# Merry Christmas



## Vanilla (Dec 11, 2009)

I wanted to take a moment and just wish everyone a merry Christmas.

We may have our differences, but in the end none of that really matters.

I wish each of you and yours a very merry Christmas and a safe and happy new year.


----------



## 3arabians (Dec 9, 2014)

Back at ya! Good job on finally hunting this year instead of just banking points and keeping this place lively. 
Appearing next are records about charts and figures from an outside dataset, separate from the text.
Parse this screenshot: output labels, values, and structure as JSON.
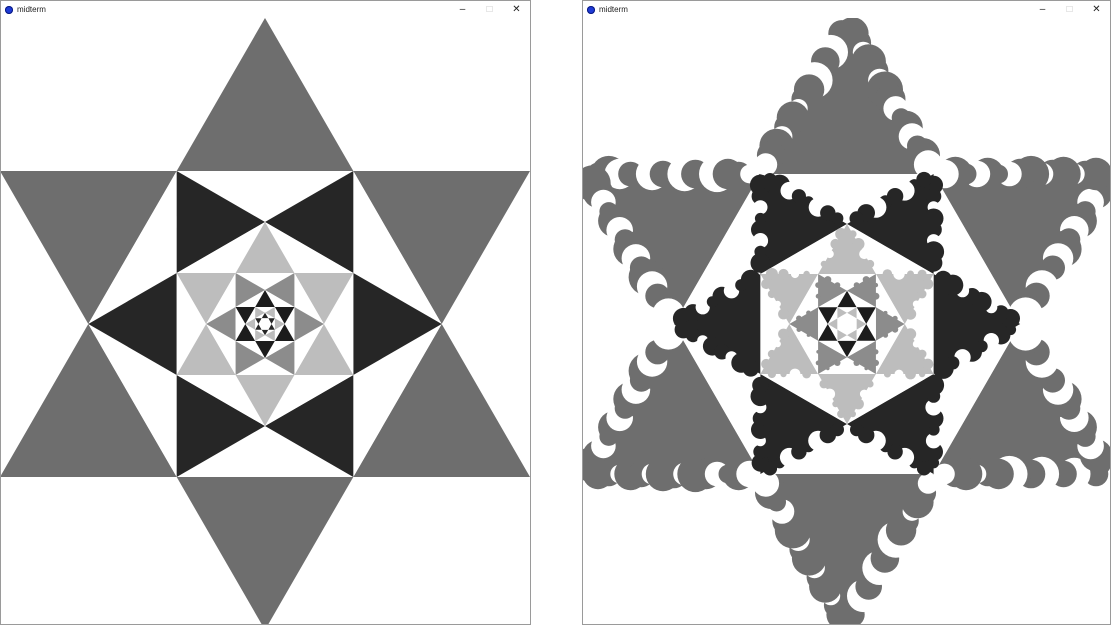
{
  "windows": [
    {
      "title": "midterm",
      "controls": {
        "minimize": "–",
        "maximize": "□",
        "close": "✕"
      },
      "canvas": {
        "variant": "sharp",
        "background": "#ffffff"
      }
    },
    {
      "title": "midterm",
      "controls": {
        "minimize": "–",
        "maximize": "□",
        "close": "✕"
      },
      "canvas": {
        "variant": "scalloped",
        "background": "#ffffff"
      }
    }
  ],
  "palette": {
    "outer_points": "#6e6e6e",
    "ring2": "#262626",
    "ring3": "#bdbdbd",
    "ring4": "#8c8c8c",
    "center": "#1c1c1c",
    "background": "#ffffff",
    "app_icon": "#1f3bd6"
  }
}
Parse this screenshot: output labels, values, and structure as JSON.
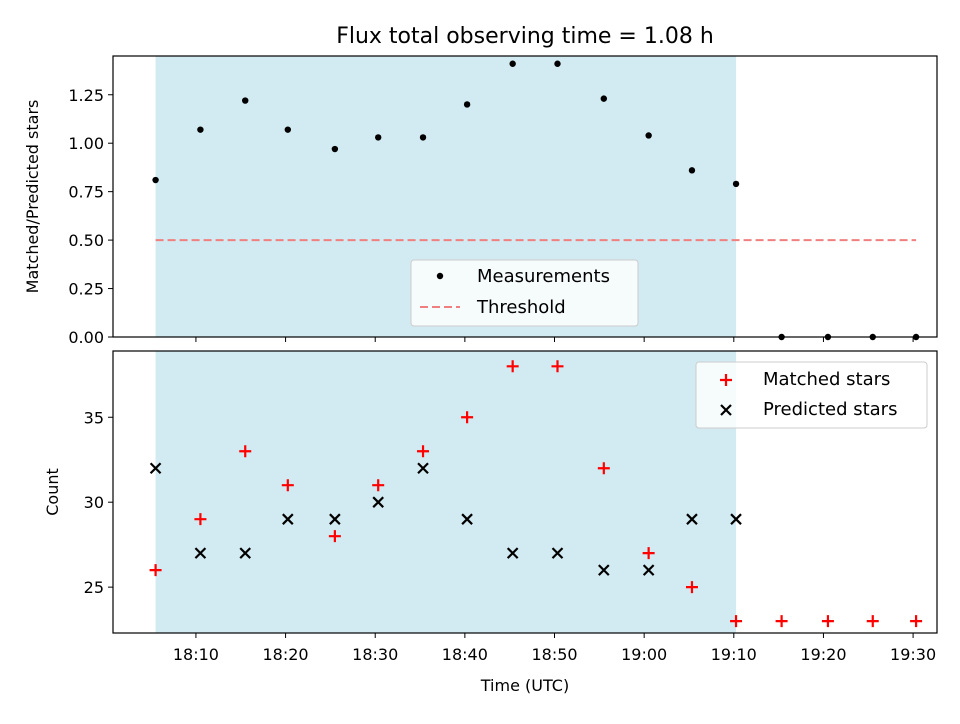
{
  "title": "Flux total observing time = 1.08 h",
  "colors": {
    "observing_span": "#add8e6",
    "measurements": "#000000",
    "threshold": "#f08080",
    "matched": "#ff0000",
    "predicted": "#000000"
  },
  "chart_data": [
    {
      "type": "scatter",
      "name": "ratio-panel",
      "ylabel": "Matched/Predicted stars",
      "xlabel": "",
      "ylim": [
        0,
        1.45
      ],
      "yticks": [
        0,
        0.25,
        0.5,
        0.75,
        1.0,
        1.25
      ],
      "ytick_labels": [
        "0.00",
        "0.25",
        "0.50",
        "0.75",
        "1.00",
        "1.25"
      ],
      "xlim": [
        "18:00:45",
        "19:32:40"
      ],
      "shaded_span": [
        "18:05:30",
        "19:10:15"
      ],
      "legend_position": "lower center",
      "series": [
        {
          "name": "Measurements",
          "x": [
            "18:05:30",
            "18:10:30",
            "18:15:30",
            "18:20:15",
            "18:25:30",
            "18:30:20",
            "18:35:20",
            "18:40:15",
            "18:45:20",
            "18:50:20",
            "18:55:30",
            "19:00:30",
            "19:05:20",
            "19:10:15",
            "19:15:20",
            "19:20:30",
            "19:25:30",
            "19:30:20"
          ],
          "values": [
            0.81,
            1.07,
            1.22,
            1.07,
            0.97,
            1.03,
            1.03,
            1.2,
            1.41,
            1.41,
            1.23,
            1.04,
            0.86,
            0.79,
            0,
            0,
            0,
            0
          ]
        },
        {
          "name": "Threshold",
          "x": [
            "18:05:30",
            "19:30:20"
          ],
          "values": [
            0.5,
            0.5
          ]
        }
      ]
    },
    {
      "type": "scatter",
      "name": "count-panel",
      "ylabel": "Count",
      "xlabel": "Time (UTC)",
      "ylim": [
        22.3,
        38.9
      ],
      "yticks": [
        25,
        30,
        35
      ],
      "ytick_labels": [
        "25",
        "30",
        "35"
      ],
      "xlim": [
        "18:00:45",
        "19:32:40"
      ],
      "xticks": [
        "18:10",
        "18:20",
        "18:30",
        "18:40",
        "18:50",
        "19:00",
        "19:10",
        "19:20",
        "19:30"
      ],
      "xtick_labels": [
        "18:10",
        "18:20",
        "18:30",
        "18:40",
        "18:50",
        "19:00",
        "19:10",
        "19:20",
        "19:30"
      ],
      "shaded_span": [
        "18:05:30",
        "19:10:15"
      ],
      "legend_position": "upper right",
      "series": [
        {
          "name": "Matched stars",
          "marker": "plus",
          "x": [
            "18:05:30",
            "18:10:30",
            "18:15:30",
            "18:20:15",
            "18:25:30",
            "18:30:20",
            "18:35:20",
            "18:40:15",
            "18:45:20",
            "18:50:20",
            "18:55:30",
            "19:00:30",
            "19:05:20",
            "19:10:15",
            "19:15:20",
            "19:20:30",
            "19:25:30",
            "19:30:20"
          ],
          "values": [
            26,
            29,
            33,
            31,
            28,
            31,
            33,
            35,
            38,
            38,
            32,
            27,
            25,
            23,
            23,
            23,
            23,
            23
          ]
        },
        {
          "name": "Predicted stars",
          "marker": "x",
          "x": [
            "18:05:30",
            "18:10:30",
            "18:15:30",
            "18:20:15",
            "18:25:30",
            "18:30:20",
            "18:35:20",
            "18:40:15",
            "18:45:20",
            "18:50:20",
            "18:55:30",
            "19:00:30",
            "19:05:20",
            "19:10:15"
          ],
          "values": [
            32,
            27,
            27,
            29,
            29,
            30,
            32,
            29,
            27,
            27,
            26,
            26,
            29,
            29
          ]
        }
      ]
    }
  ]
}
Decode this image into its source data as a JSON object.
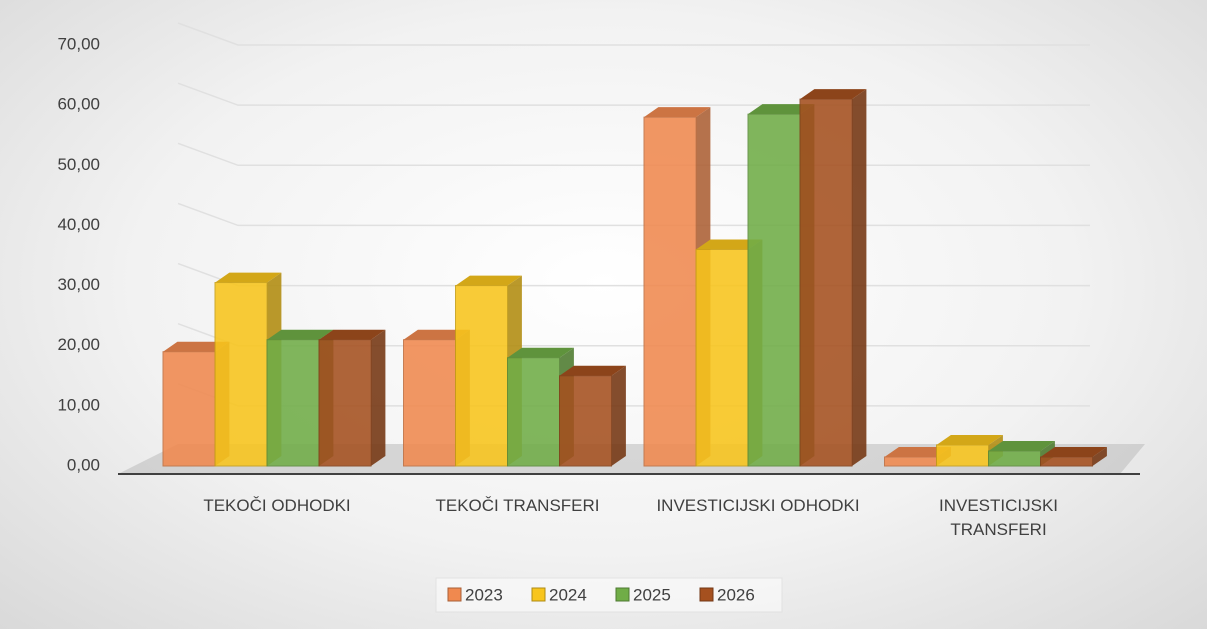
{
  "chart_data": {
    "type": "bar3d",
    "categories": [
      "TEKOČI ODHODKI",
      "TEKOČI TRANSFERI",
      "INVESTICIJSKI ODHODKI",
      "INVESTICIJSKI TRANSFERI"
    ],
    "series": [
      {
        "name": "2023",
        "color": "#f0894f",
        "values": [
          19,
          21,
          58,
          1.5
        ]
      },
      {
        "name": "2024",
        "color": "#f8c51c",
        "values": [
          30.5,
          30,
          36,
          3.5
        ]
      },
      {
        "name": "2025",
        "color": "#70ad47",
        "values": [
          21,
          18,
          58.5,
          2.5
        ]
      },
      {
        "name": "2026",
        "color": "#a5501f",
        "values": [
          21,
          15,
          61,
          1.5
        ]
      }
    ],
    "ylim": [
      0,
      70
    ],
    "yticks": [
      {
        "value": 0,
        "label": "0,00"
      },
      {
        "value": 10,
        "label": "10,00"
      },
      {
        "value": 20,
        "label": "20,00"
      },
      {
        "value": 30,
        "label": "30,00"
      },
      {
        "value": 40,
        "label": "40,00"
      },
      {
        "value": 50,
        "label": "50,00"
      },
      {
        "value": 60,
        "label": "60,00"
      },
      {
        "value": 70,
        "label": "70,00"
      }
    ],
    "grid": true,
    "legend": "bottom"
  }
}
Sent from my iPhone using Tapatalk


----------



## CPAjeff (Dec 20, 2014)

Merry Christmas!


----------



## backcountry (May 19, 2016)

Merry Christmas folks. Opening stockings soon with our little girl. This will be the first Christmas shes able to understand and it brings new meaning to the day.

Hope everyone enjoys the holidays with their loved ones.


----------



## Al Hansen (Sep 7, 2007)

Merry Christmas everyone !


----------



## colorcountrygunner (Oct 6, 2009)

Merry Christmas, everyone! $h!tter was full.


----------



## bthewilde (Feb 8, 2018)

Merriest of Christmas friends!


----------



## wyogoob (Sep 7, 2007)

Merry Christmas everyone!!


----------



## taxidermist (Sep 11, 2007)

A belated Merry Christmas back to all y'all! I think I may have had too much "Eggnog" Christmas Eve and lost a day somewhere. 😖


----------